Jangan pakai bahasa akademik atau istilah teknis. Misalnya, jika kita berbicara dengan nelayan, kita bisa mulai dengan pertanyaan sederhana, seperti “Sekarang lebih banyak dapat ikan atau sampah?” atau kira-kira “Kenapa dapat sampah?”. Meskipun mungkin mereka belum memahami korelasinya, tugas kita di sini adalah menjadi jembatan agar mereka bisa lihat dampak dari aktivitas sehari-hari terhadap lingkungan.
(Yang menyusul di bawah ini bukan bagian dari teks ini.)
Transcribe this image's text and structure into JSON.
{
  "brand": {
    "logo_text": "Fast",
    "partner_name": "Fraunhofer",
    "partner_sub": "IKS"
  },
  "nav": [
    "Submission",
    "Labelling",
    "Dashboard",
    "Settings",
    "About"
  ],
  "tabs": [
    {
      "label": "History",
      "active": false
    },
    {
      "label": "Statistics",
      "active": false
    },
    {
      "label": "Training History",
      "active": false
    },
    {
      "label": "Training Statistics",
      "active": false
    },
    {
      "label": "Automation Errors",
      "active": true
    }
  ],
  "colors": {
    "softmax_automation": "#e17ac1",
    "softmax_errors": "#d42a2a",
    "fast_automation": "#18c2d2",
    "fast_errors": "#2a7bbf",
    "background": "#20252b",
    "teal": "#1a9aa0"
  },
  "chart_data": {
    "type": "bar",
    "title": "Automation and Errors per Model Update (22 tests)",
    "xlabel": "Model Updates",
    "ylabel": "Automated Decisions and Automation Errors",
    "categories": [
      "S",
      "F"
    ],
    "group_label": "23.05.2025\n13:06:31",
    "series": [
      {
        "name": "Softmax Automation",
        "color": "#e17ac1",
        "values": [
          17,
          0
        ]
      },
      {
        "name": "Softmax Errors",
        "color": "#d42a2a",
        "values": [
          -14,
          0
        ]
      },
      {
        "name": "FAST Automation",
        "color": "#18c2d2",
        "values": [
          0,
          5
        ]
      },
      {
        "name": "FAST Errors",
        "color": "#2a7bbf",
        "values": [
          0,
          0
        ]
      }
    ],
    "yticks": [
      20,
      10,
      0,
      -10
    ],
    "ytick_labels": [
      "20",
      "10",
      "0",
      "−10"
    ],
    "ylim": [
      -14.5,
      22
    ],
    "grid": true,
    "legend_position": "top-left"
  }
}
Pendekatannya tetap sama: cari tahu apa yang mereka minati. Misalnya, kalau anak muda suka gadget, fashion, atau skincare, kita bisa masuk lewat topik itu. Seperti mengangkat isu tentang kandungan dalam skincare—misalnya scrub yang tidak larut dalam air dan bisa mencemari lingkungan. Dengan begitu, kita membangun kesadaran dari hal-hal yang memang dekat dan mereka sukai.
Apa pesan penting yang hendak disampaikan untuk generasi muda soal lingkungan?
Pesan utama yang saya sampaikan adalah “act local, think global”. Maksudnya, tidak masalah jika kita terjun langsung ke masyarakat lokal, ngobrol dengan orang-orang di daerah, dan membaur dalam kehidupan mereka. Tapi kita juga harus “think global”, dengan meningkatkan kapasitas diri, baik itu dalam skala nasional maupun internasional, agar dapat diterapkan di masyarakat. Jadi, lingkungan tempat kita tinggal ini tumbuh dan menua seiring dengan bertambahnya usia kita. Kita harus memberikan feedback yang baik untuk lingkungan, karena sudah memberi banyak hal yang baik juga sama kita.
Apa harapan jangka panjang terhadap Seabolga?
Harapan jangka panjang untuk Seabolga adalah agar dapat menjadi pusat edukasi pesisir, yang berfungsi sebagai ruang belajar bagi anak muda—bukan hanya belajar tentang isu pesisir, tetapi juga tentang lingkungan, dan berbagai hal penting lainnya. Kami ingin Seabolga menjadi wadah untuk mendorong anak muda lebih peduli dan bertanggung jawab terhadap lingkungan maupun krisis yang sedang terjadi.